Selected readings on US charter schools
As a strong supporter of charter schools, the Black Alliance of Educational Options takes issue with Bill Minor’s opinion piece that suggests charter schools are schemes and that they can become segregated institutions.
Charter schools are public schools, subject to the same rules and accountability standards as traditional public schools. And, as is the case in traditional public schools, there are some adults who will try to use this opportunity for their own selfish purposes. Fortunately, Mississippi’s charter law includes a number of important provisions to mitigate the types of concerns raised in Mr. Minor’s piece, including an authorizer board with strong oversight responsibilities.
The real question that we believe should be asked is whether we will allow concerns about potential abuses to slow or hamper an initiative that holds great potential for children in our state.
Earlier this month, the Center for Research on Education Outcomes at Stanford University released a study entitled Charter School Performance in Louisiana, which found that on average, black students living in poverty who attended charter schools in Louisiana gain the equivalent of an additional 50 days of learning in reading each year over their traditional public school counterparts.
In math, the advantage for charter students is about 65 days. The results are even more profound in New Orleans, where charter students gain the equivalent of an additional 86 days of learning in reading and 101 days in math. With the current level of performance in our public schools, how can we ignore the potential for charter schools to make a significant difference in the lives of children?

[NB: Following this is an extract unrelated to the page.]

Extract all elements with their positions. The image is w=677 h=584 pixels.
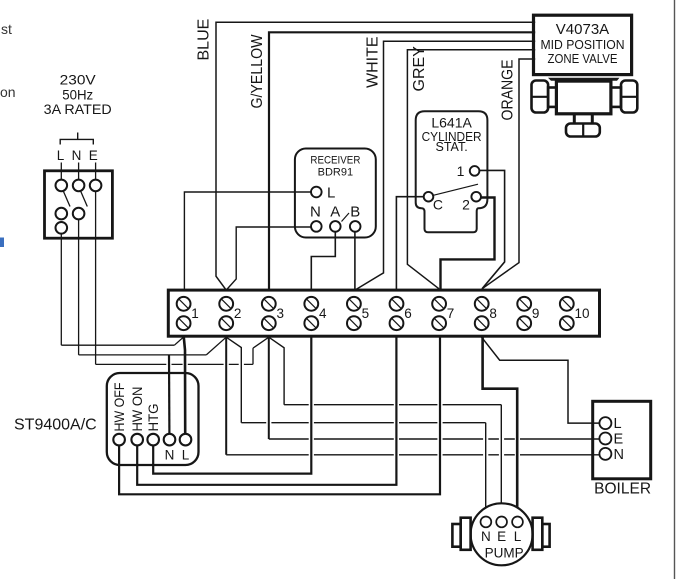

We also know that parents want change and choice in Mississippi. That was proven in a study released by BAEO last month titled A Survey Report on Education Reform, Charter Schools, and the Desire for Parental Choice in the Black Community. In that study, an overwhelming majority of black parents (and voters) in Mississippi agreed that the government should provide parents with as many choices as possible to ensure their children receive a quality education. The survey also shows that when it comes to charter schools, seven out of ten of the voters polled support these new, innovate public schools.
We recognize that charter schools may not be the answer for everyone, and they certainly won’t solve every educational challenge in our state. However, the data from the CREDO study and the results from our survey prove what BAEO has known and been advocating for — charter schools, when implemented carefully and with fidelity, can deliver high-quality educational options for students, and families. We should not cling to the familiar simply because we fear something new.
As we move forward toward the creation of charter schools in Mississippi, BAEO will stand with parents and fight for students, and we will work to ensure that charter schools in Mississippi live up to their promise.